Foto: Gobierno del Estado de Puebla
Con el firme propósito de garantizar el derecho a la educación y a la salud en las regiones más apartadas del estado, el gobernador de Puebla, Alejandro Armenta, colocará este sábado la primera piedra del campus de la Universidad de la Salud del Estado de Puebla (USEP) en el municipio de Zoquitlán, una obra estratégica que busca formar médicos y enfermeras sin que las y los jóvenes tengan que abandonar sus comunidades.
“Se trata de una obra con enfoque de justicia social, que acerca oportunidades reales a quienes más lo necesitan”, ha expresado Armenta, al destacar que esta nueva sede se suma a las ya iniciadas en Izúcar de Matamoros y Yaonáhuac, como parte de una visión integral que une educación, salud, seguridad y humanismo.

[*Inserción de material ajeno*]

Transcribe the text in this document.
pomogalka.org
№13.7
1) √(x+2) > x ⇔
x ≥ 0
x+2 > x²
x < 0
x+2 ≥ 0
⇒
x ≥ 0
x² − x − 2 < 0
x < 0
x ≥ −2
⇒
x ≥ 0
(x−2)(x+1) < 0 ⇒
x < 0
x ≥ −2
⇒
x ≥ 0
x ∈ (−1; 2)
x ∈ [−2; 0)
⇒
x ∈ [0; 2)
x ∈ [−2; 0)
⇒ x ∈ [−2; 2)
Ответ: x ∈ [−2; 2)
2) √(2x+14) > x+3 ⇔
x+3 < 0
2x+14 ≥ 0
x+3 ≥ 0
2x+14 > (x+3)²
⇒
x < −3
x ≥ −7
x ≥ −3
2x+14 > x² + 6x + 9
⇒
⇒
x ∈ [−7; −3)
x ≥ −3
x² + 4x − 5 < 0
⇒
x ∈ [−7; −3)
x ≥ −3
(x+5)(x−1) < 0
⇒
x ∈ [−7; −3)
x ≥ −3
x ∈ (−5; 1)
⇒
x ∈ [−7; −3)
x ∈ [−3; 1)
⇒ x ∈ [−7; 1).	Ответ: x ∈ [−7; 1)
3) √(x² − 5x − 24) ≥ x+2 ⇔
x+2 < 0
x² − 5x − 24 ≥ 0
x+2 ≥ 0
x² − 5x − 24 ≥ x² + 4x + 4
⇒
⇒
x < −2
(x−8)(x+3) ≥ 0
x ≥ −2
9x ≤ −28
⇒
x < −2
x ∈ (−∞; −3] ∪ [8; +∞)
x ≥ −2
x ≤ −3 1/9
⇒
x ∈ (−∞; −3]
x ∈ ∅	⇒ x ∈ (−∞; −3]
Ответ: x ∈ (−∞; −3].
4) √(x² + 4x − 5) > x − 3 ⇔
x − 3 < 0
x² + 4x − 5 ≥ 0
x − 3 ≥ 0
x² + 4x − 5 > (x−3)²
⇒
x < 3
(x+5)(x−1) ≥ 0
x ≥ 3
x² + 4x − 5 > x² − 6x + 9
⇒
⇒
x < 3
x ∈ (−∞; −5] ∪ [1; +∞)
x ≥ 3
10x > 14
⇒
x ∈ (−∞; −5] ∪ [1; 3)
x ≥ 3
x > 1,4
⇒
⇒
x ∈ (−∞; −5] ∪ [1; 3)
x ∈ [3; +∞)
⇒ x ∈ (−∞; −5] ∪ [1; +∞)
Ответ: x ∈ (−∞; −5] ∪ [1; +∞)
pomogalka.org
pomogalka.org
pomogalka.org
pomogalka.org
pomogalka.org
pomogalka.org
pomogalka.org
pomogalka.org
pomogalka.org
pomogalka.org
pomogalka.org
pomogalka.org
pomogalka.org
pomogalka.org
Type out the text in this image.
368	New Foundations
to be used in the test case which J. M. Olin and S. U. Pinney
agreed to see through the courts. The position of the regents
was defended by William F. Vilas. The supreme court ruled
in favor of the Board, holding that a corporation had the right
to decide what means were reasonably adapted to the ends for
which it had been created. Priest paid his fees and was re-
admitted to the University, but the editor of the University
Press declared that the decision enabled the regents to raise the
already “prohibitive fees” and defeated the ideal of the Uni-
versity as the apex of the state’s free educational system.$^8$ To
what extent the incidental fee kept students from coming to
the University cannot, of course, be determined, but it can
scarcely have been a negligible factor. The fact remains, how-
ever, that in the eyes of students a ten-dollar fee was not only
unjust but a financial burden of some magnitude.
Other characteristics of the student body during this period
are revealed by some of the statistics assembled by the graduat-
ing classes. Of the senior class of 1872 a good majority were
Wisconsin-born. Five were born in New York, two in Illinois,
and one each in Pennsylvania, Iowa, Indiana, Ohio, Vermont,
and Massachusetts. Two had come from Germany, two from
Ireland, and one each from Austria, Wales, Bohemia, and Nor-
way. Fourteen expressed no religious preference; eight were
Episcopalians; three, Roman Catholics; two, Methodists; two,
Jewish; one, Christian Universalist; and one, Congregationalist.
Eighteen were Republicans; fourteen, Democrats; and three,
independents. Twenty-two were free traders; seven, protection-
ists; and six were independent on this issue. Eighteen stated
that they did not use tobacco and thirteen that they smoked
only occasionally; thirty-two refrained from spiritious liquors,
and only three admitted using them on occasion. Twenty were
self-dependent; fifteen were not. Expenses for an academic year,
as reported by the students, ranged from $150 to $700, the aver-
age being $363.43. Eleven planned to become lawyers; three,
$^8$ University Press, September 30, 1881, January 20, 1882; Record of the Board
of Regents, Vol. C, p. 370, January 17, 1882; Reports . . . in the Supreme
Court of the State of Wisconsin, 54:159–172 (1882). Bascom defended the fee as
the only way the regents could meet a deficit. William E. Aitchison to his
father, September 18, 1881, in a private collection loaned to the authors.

El rector de la USEP, Martín Huerta Ruíz, celebró el avance del proyecto y señaló que la universidad representa un paso hacia la igualdad y el desarrollo. “Es un reconocimiento a la lucha de aquellos que, para cumplir la meta de superarse a través de la educación superior, tuvieron que emigrar a otros lugares”, afirmó. En esta institución, dijo, se formarán profesionistas que transformarán vidas y fortalecerán el sistema de salud desde lo local.
La nueva sede contará en su primera etapa con 37 espacios distribuidos en un edificio de dos niveles, sobre una superficie de 2 mil 600 metros cuadrados, con una inversión de 49 millones 271 mil pesos. Los municipios beneficiados directamente serán Ajalpan, Vicente Guerrero, Coyomeapan, San Sebastián Tlacotepec y Eloxochitlán, en una región que históricamente ha enfrentado retos de acceso a servicios básicos.
Con este proyecto, el gobierno estatal reafirma su compromiso de reconstruir el tejido social desde la educación y la salud, formando profesionales con vocación comunitaria y arraigo territorial. La Universidad de la Salud en Zoquitlán será un punto de encuentro para el conocimiento, la equidad y el bienestar, en el corazón de la Sierra de Puebla.